To: Oral Roberts who wrote (52194)5/20/2004 4:26:11 PM
From: Ish  Respond to of 57110
 
<<On the lack of inflation front the mills have informed us of another 5% increase for all June orders. >>

Better than the gas increase. BTW two weeks ago gas was $1.64 and diesel was $1.79. Now gas is $2.05 and diesel is still $1.79.



To: Oral Roberts who wrote (52194)5/24/2004 10:56:36 AM
From: zonder  Respond to of 57110
 
chron.com

... a new research report from three economists at the Federal Reserve Bank of Atlanta. Innocently titled Examining Contributions to Core Consumer Inflation Measures, the 52-page paper tells us that most of the ominous decline in the core inflation rate that occurred between the 9/11 attacks and the end of 2003 can be traced to two factors: declining apartment rents and sagging used car prices.

Those, in turn, were caused by the very low interest rates created by the Federal Reserve in its attempt to avoid a collapse and to stimulate the economy. In other words, the low interest rates that were supposed to cure a sagging economy also put in motion forces that were measured as the deflation everyone feared.

The study found that most of the decline in core-services inflation, a category that includes shelter, could be traced to declining apartment rents. This is no minor matter because "rent" and "owner's equivalent rent" account for 29.6 percent of the consumer price index. A decline in apartment rents works itself into the computation of "owner's equivalent rent," which is the measure the Bureau of Labor Statistics uses instead of housing prices.

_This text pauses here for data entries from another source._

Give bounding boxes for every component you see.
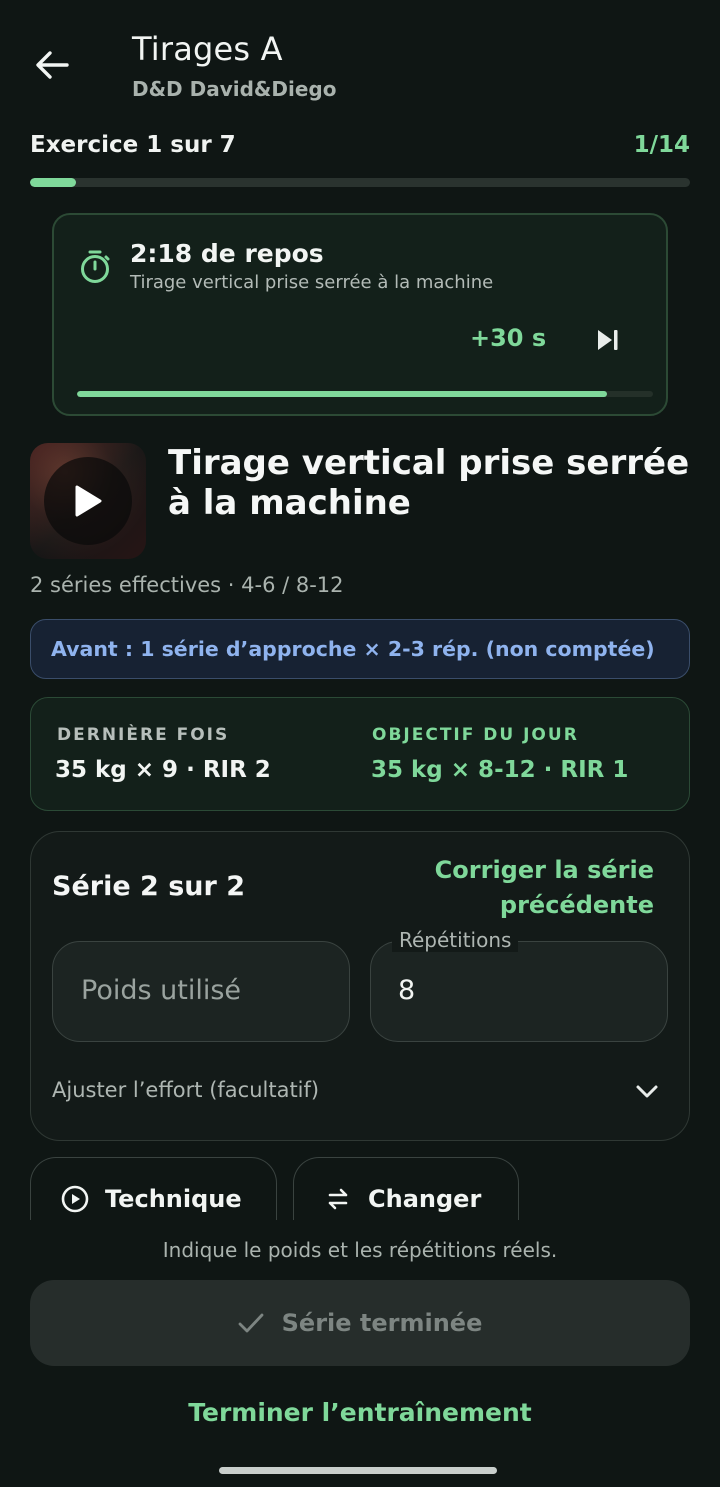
set-progress-count: 1/14 bbox=[633, 132, 690, 158]
play-button[interactable] bbox=[44, 457, 132, 545]
target-value: 35 kg × 8-12 · RIR 1 bbox=[371, 757, 629, 783]
chevron-down-icon[interactable] bbox=[633, 1077, 661, 1105]
exercise-progress-label: Exercice 1 sur 7 bbox=[30, 132, 236, 158]
page-subtitle: D&D David&Diego bbox=[132, 77, 337, 101]
skip-next-icon[interactable] bbox=[594, 326, 622, 354]
change-label: Changer bbox=[368, 1185, 482, 1213]
stopwatch-icon bbox=[81, 250, 110, 283]
history-card bbox=[30, 697, 690, 811]
swap-icon bbox=[328, 1188, 348, 1210]
hint-text: Indique le poids et les répétitions réel… bbox=[162, 1238, 558, 1262]
effort-toggle-label[interactable]: Ajuster l’effort (facultatif) bbox=[52, 1078, 319, 1102]
home-indicator[interactable] bbox=[219, 1467, 497, 1474]
rest-progress-bar bbox=[77, 391, 653, 397]
back-button[interactable] bbox=[24, 40, 80, 90]
exercise-title: Tirage vertical prise serrée à la machin… bbox=[168, 443, 690, 523]
set-done-button[interactable]: Série terminée bbox=[30, 1280, 690, 1366]
fix-previous-set-link[interactable]: Corriger la série précédente bbox=[400, 853, 654, 923]
finish-workout-button[interactable]: Terminer l’entraînement bbox=[0, 1398, 720, 1427]
set-done-label: Série terminée bbox=[281, 1309, 483, 1337]
scroll-fade bbox=[0, 1220, 720, 1240]
technique-label: Technique bbox=[105, 1185, 242, 1213]
reps-input-label: Répétitions bbox=[392, 928, 519, 952]
last-time-label: DERNIÈRE FOIS bbox=[57, 725, 230, 745]
set-title: Série 2 sur 2 bbox=[52, 871, 246, 902]
weight-input-placeholder: Poids utilisé bbox=[81, 975, 242, 1006]
reps-input-value: 8 bbox=[398, 975, 416, 1006]
last-time-value: 35 kg × 9 · RIR 2 bbox=[55, 757, 271, 783]
target-label: OBJECTIF DU JOUR bbox=[372, 725, 579, 745]
rest-time-label: 2:18 de repos bbox=[130, 239, 324, 268]
warmup-text: Avant : 1 série d’approche × 2-3 rép. (n… bbox=[51, 637, 655, 661]
play-circle-icon bbox=[61, 1185, 89, 1213]
exercise-meta: 2 séries effectives · 4-6 / 8-12 bbox=[30, 573, 344, 597]
rest-exercise-name: Tirage vertical prise serrée à la machin… bbox=[130, 272, 494, 293]
arrow-left-icon bbox=[36, 51, 69, 79]
rest-progress-fill bbox=[77, 391, 607, 397]
warmup-banner: Avant : 1 série d’approche × 2-3 rép. (n… bbox=[30, 619, 690, 679]
check-icon bbox=[238, 1313, 264, 1333]
exercise-video-thumbnail[interactable] bbox=[30, 443, 146, 559]
page-title: Tirages A bbox=[132, 30, 283, 68]
workout-progress-fill bbox=[30, 178, 77, 187]
play-icon bbox=[75, 485, 102, 517]
add-30s-button[interactable]: +30 s bbox=[470, 324, 546, 352]
workout-progress-bar bbox=[30, 178, 690, 187]
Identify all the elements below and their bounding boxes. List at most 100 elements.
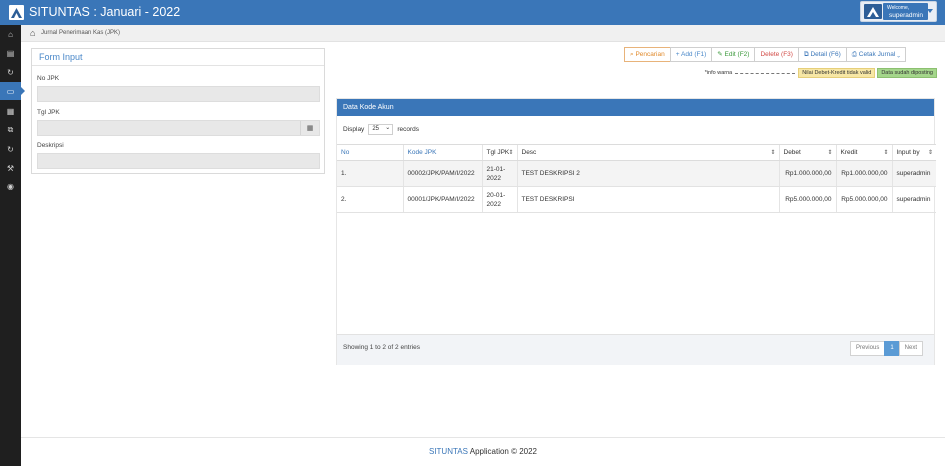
calendar-icon[interactable]: ▦ [300, 121, 319, 135]
invalid-badge: Nilai Debet-Kredit tidak valid [798, 68, 876, 78]
app-title: SITUNTAS : Januari - 2022 [29, 5, 181, 19]
col-kode-jpk[interactable]: Kode JPK [402, 144, 482, 161]
col-input-by[interactable]: Input by ⇕ [891, 144, 936, 161]
cell-kredit: Rp5.000.000,00 [835, 186, 892, 213]
cell-input-by: superadmin [891, 160, 936, 187]
action-toolbar: ⌕ Pencarian + Add (F1) ✎ Edit (F2) Delet… [624, 47, 907, 62]
col-kredit[interactable]: Kredit ⇕ [835, 144, 892, 161]
delete-button[interactable]: Delete (F3) [754, 47, 799, 62]
sync-icon: ↻ [7, 144, 14, 154]
no-jpk-label: No JPK [37, 75, 60, 82]
col-no[interactable]: No [337, 144, 403, 161]
edit-icon: ✎ [717, 51, 723, 58]
legend-divider [735, 72, 796, 74]
posted-badge: Data sudah diposting [877, 68, 937, 78]
table-row[interactable]: 2. 00001/JPK/PAM/I/2022 20-01-2022 TEST … [337, 186, 936, 213]
search-button[interactable]: ⌕ Pencarian [624, 47, 671, 62]
circle-arrow-icon: ◉ [7, 181, 14, 191]
journal-table: No Kode JPK Tgl JPK ⇕ Desc ⇕ Debet ⇕ Kredit… [337, 144, 936, 213]
cell-no: 1. [337, 160, 403, 187]
sidebar-item-sync[interactable]: ↻ [0, 140, 21, 158]
table-row[interactable]: 1. 00002/JPK/PAM/I/2022 21-01-2022 TEST … [337, 160, 936, 187]
no-jpk-field[interactable] [37, 86, 320, 102]
search-button-label: Pencarian [635, 51, 665, 58]
sort-icon: ⇕ [883, 150, 889, 156]
col-desc-label: Desc [521, 149, 537, 156]
home-icon: ⌂ [8, 29, 13, 39]
records-per-page-value: 25 [372, 126, 379, 132]
detail-button[interactable]: ⧉ Detail (F6) [797, 47, 847, 62]
col-debet[interactable]: Debet ⇕ [778, 144, 836, 161]
caret-down-icon: ⌄ [897, 51, 901, 58]
sidebar-item-cash[interactable]: ▭ [0, 82, 25, 100]
tgl-jpk-field[interactable]: ▦ [37, 120, 320, 136]
user-logo-icon [864, 4, 882, 19]
home-icon[interactable]: ⌂ [30, 28, 35, 38]
breadcrumb: ⌂ Jurnal Penerimaan Kas (JPK) [21, 25, 945, 42]
edit-button-label: Edit (F2) [724, 51, 750, 58]
col-kode-label: Kode JPK [407, 149, 437, 156]
sidebar-item-settings[interactable]: ⚒ [0, 159, 21, 177]
page-footer: SITUNTAS Application © 2022 [21, 437, 945, 466]
sort-icon: ⇕ [927, 150, 933, 156]
footer-text: Application © 2022 [469, 447, 538, 456]
cell-desc: TEST DESKRIPSI [516, 186, 779, 213]
previous-page-button[interactable]: Previous [849, 341, 886, 356]
col-kredit-label: Kredit [840, 149, 858, 156]
data-table-panel: Data Kode Akun Display 25 records No Kod… [336, 98, 936, 365]
app-logo-icon [9, 5, 24, 20]
deskripsi-label: Deskripsi [37, 142, 64, 149]
external-link-icon: ⧉ [803, 51, 809, 58]
cell-kode: 00002/JPK/PAM/I/2022 [402, 160, 482, 187]
sort-icon: ⇕ [770, 150, 776, 156]
print-icon: ⎙ [851, 51, 857, 58]
detail-button-label: Detail (F6) [810, 51, 841, 58]
user-welcome: Welcome, [887, 5, 910, 11]
records-label: records [397, 126, 419, 133]
sort-icon: ⇕ [827, 150, 833, 156]
footer-brand: SITUNTAS [428, 447, 468, 456]
col-debet-label: Debet [783, 149, 801, 156]
records-per-page-select[interactable]: 25 [368, 124, 394, 135]
entries-info: Showing 1 to 2 of 2 entries [343, 344, 420, 351]
sidebar-item-copy[interactable]: ⧉ [0, 121, 21, 139]
col-desc[interactable]: Desc ⇕ [516, 144, 779, 161]
cell-no: 2. [337, 186, 403, 213]
col-input-by-label: Input by [896, 149, 920, 156]
print-journal-button[interactable]: ⎙ Cetak Jurnal ⌄ [845, 47, 907, 62]
cell-desc: TEST DESKRIPSI 2 [516, 160, 779, 187]
search-icon: ⌕ [630, 51, 634, 58]
sort-icon: ⇕ [508, 150, 514, 156]
form-title: Form Input [32, 49, 324, 66]
page-1-button[interactable]: 1 [884, 341, 900, 356]
col-no-label: No [341, 149, 350, 156]
copy-icon: ⧉ [7, 125, 14, 134]
sidebar-item-refresh[interactable]: ↻ [0, 63, 21, 81]
sidebar-item-home[interactable]: ⌂ [0, 25, 21, 43]
cell-tgl: 21-01-2022 [481, 160, 517, 187]
table-title: Data Kode Akun [337, 99, 934, 116]
clipboard-icon: ▤ [6, 48, 15, 58]
edit-button[interactable]: ✎ Edit (F2) [711, 47, 756, 62]
sidebar-collapse-toggle[interactable]: ◉ [0, 177, 21, 195]
caret-down-icon [927, 9, 933, 13]
user-menu[interactable]: Welcome, superadmin [860, 1, 937, 22]
sidebar: ⌂ ▤ ↻ ▭ ▦ ⧉ ↻ ⚒ ◉ [0, 25, 25, 466]
refresh-icon: ↻ [7, 67, 14, 77]
calculator-icon: ▦ [6, 106, 15, 116]
cell-tgl: 20-01-2022 [481, 186, 517, 213]
cell-debet: Rp1.000.000,00 [778, 160, 836, 187]
sidebar-item-clipboard[interactable]: ▤ [0, 44, 21, 62]
display-label: Display [343, 126, 365, 133]
sidebar-item-calculator[interactable]: ▦ [0, 102, 21, 120]
top-header: SITUNTAS : Januari - 2022 Welcome, super… [0, 0, 945, 25]
cell-kode: 00001/JPK/PAM/I/2022 [402, 186, 482, 213]
color-legend: *info warna Nilai Debet-Kredit tidak val… [705, 68, 937, 78]
next-page-button[interactable]: Next [898, 341, 923, 356]
wrench-icon: ⚒ [6, 163, 15, 173]
col-tgl-jpk[interactable]: Tgl JPK ⇕ [481, 144, 517, 161]
pagination: Previous 1 Next [849, 341, 923, 356]
deskripsi-field[interactable] [37, 153, 320, 169]
cell-input-by: superadmin [891, 186, 936, 213]
add-button[interactable]: + Add (F1) [669, 47, 713, 62]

Putting the two factors together, the Atlanta study concluded that two-thirds of the sharp decline in core inflation from late 2001 through 2003 could be traced directly to rents and used cars. And both were the direct result of low interest rates.

...

What does that mean?

First, we aren't crazy. The millions who were skeptical about the reported 1.1 percent rate of core inflation (consumer prices, excluding food and energy) for 2003 had good reason to be skeptical. The price index was wacko. The inflation we experienced in our wallets was real.

Second, disinflation (the decline of the rate of inflation) may have been a concern, but actual deflation wasn't — and isn't — in the cards.